Я вижу всё это очень чётко: хижину целителя в тропическом лесу Шри-Ланки, лабораторию в Японии, людей, молящихся у источника в Лурде. Мама причмокивает, потом мышцы у неё, я чувствую, вздрагивают, по ним словно проносится маленькая гроза. Мама спит.
— Пауль, — говорю я, — вообще-то «ложить» — это неправильно. И «положить» — тоже.
Нажимаю на кнопку звонка, дверь открывается, я придерживаю её для Пауля, у него в обеих руках пакеты. По лестничной клетке разносится эхо.
— Знаю, — говорит Пауль. — В школе — неправильно, а в общежитии — очень даже норм.
Мы встречаемся у Пита. Тут нам, конечно, никто не мешает, но всё равно очень нужен настоящий штаб. Иначе невозможно профессионально работать. У Пита в комнате много полок из гладкого дерева, на них всё аккуратно разложено, кровать застелена, пододеяльник «футбольный» и наволочка. Вдоль одной стены — сверкающие серебряные и золотые кубки, расставленные по ценности, на полу, на батарее, на подоконнике — настоящая победная лестница. Спортивные журналы, плакаты с автографами известных легкоатлетов, звёзд дартса и фрисби, книга рекордов Гиннесса.
Пауль на кухне, остальные собрались вокруг меня. Первое, что делает Мона, — суёт мне под нос стопку листков; вид у неё озабоченный.
Беру листки и читаю:
Ниже — имя, адрес, номер телефона Того Человека и какая-то каляка-маляка, видимо, призванная изображать зебру. Даже младенец нарисовал бы лучше. Законный владелец, пф-ф-ф! Кто бы говорил о законности!
— Ваша, да? — спрашивает Луиза, вопросительно глядя на меня. Пожимаю плечами.
— Вероятно.
Бегло просматриваю протоколы: в прошлый понедельник Луиза тайно проследовала за ЛдК на велосипеде от Мауляндии до университета. ЛдК исчезла в здании с надписью «Биологический факультет». Мона пометила ещё: «Ботаника, физиология растений», но уже не помнит, где это было написано. Досье на Люси де Кляйн пополняется.
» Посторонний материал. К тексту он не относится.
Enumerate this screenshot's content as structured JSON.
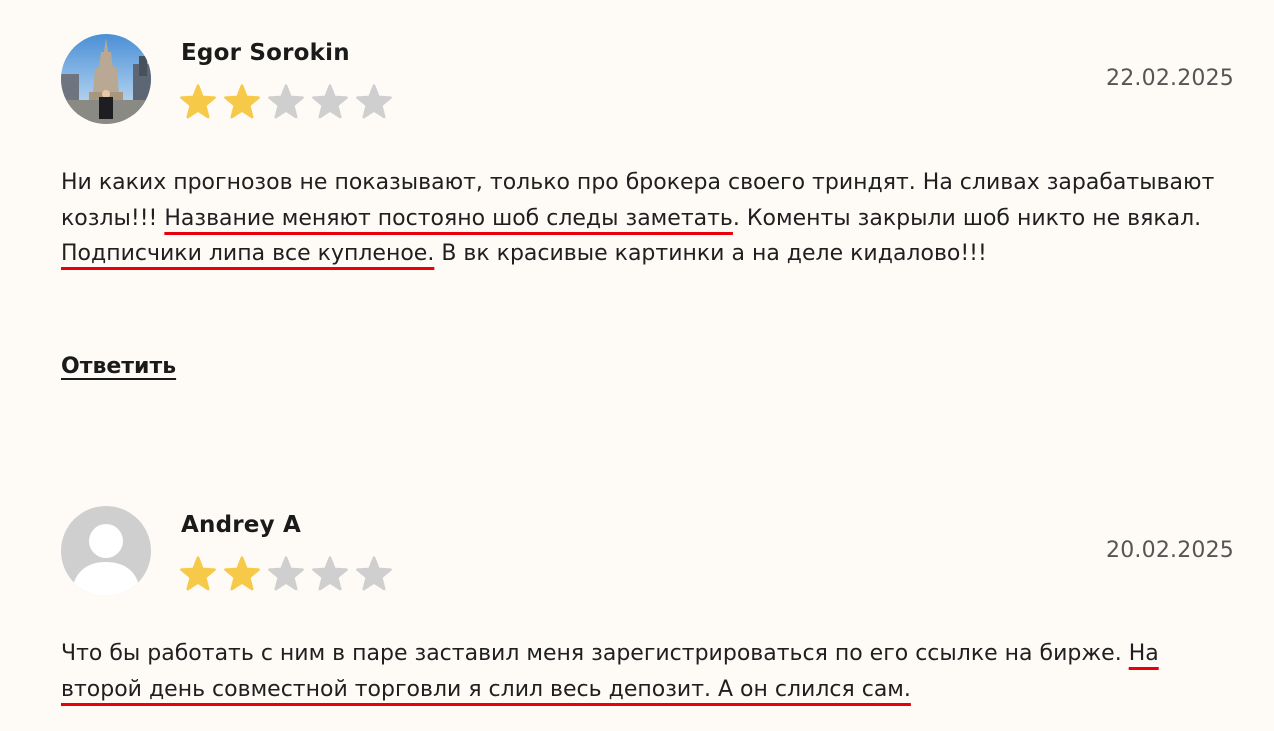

Всё ведёт к одному: если она не поставщик овощей в театр и университет, то, скорее всего, студентка, изучает биологию.
— Я за ней наблюдал, пока она была в саду, — говорит Юлиус. — Она там всё очень внимательно рассматривала, все веточки-листочки перетрогала и перенюхала.
Это подтверждает гипотезу.
— И видел, как она кормила Шрамма.
Любит животных.
— И почти всё время что-то насвистывает, как птичка.
Ага!
— Компостную кучу проверяли? — спрашиваю я. — Никому не пришло в голову посмотреть, — спокойно продолжаю я, — чем эта женщина питается?
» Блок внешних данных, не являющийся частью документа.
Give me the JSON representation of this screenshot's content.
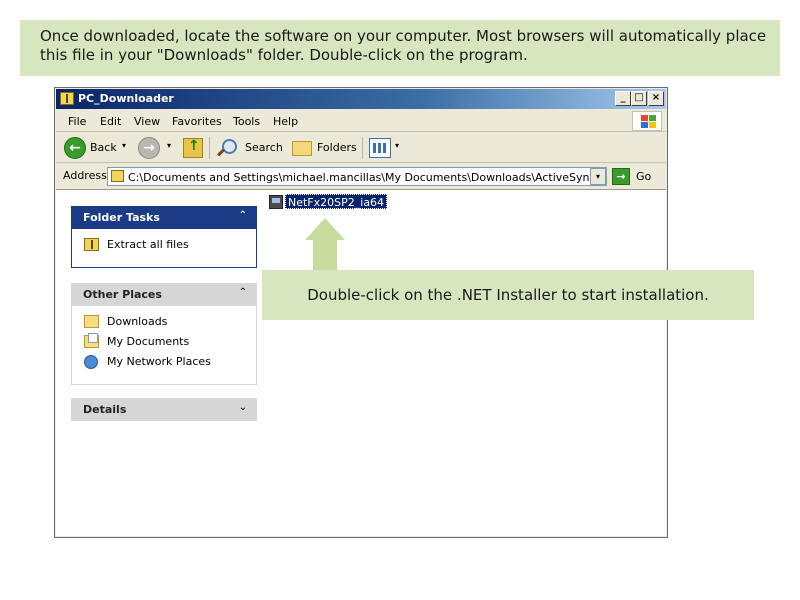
{
  "instructions": {
    "top": "Once downloaded, locate the software on your computer. Most browsers will automatically place this file in your \"Downloads\" folder. Double-click on the program.",
    "middle": "Double-click on the .NET Installer to start installation."
  },
  "window": {
    "title": "PC_Downloader",
    "controls": {
      "minimize": "_",
      "maximize": "□",
      "close": "×"
    }
  },
  "menu": [
    "File",
    "Edit",
    "View",
    "Favorites",
    "Tools",
    "Help"
  ],
  "toolbar": {
    "back": "Back",
    "search": "Search",
    "folders": "Folders",
    "caret": "▾"
  },
  "address": {
    "label": "Address",
    "path": "C:\\Documents and Settings\\michael.mancillas\\My Documents\\Downloads\\ActiveSync",
    "go": "Go",
    "dropdown": "▾"
  },
  "folder_tasks": {
    "title": "Folder Tasks",
    "collapse": "⌃",
    "items": [
      "Extract all files"
    ]
  },
  "other_places": {
    "title": "Other Places",
    "collapse": "⌃",
    "items": [
      "Downloads",
      "My Documents",
      "My Network Places"
    ]
  },
  "details": {
    "title": "Details",
    "expand": "⌄"
  },
  "files": [
    {
      "name": "NetFx20SP2_ia64",
      "selected": true
    }
  ],
  "colors": {
    "callout_bg": "#d8e6c0",
    "task_header": "#1b3b86",
    "selection": "#0a246a"
  }
}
Тут дверь неожиданно распахивается — та-дам-м-м! — на сцене появляется Пауль Миттенвальд. Вносит поднос с мороженым в комнату, останавливается в самом центре. Каждый берёт по стаканчику, начинается перестук ложечек. Некоторое время — тишина, до первого «м-м-м-м!». Так просто и так изысканно, думаю я; отчего ж это МНЕ не пришло в голову? Шипучее мороженое! Кисловато-сладкий фруктово-карамельный мини-взрыв между нёбом и языком. Пэнг!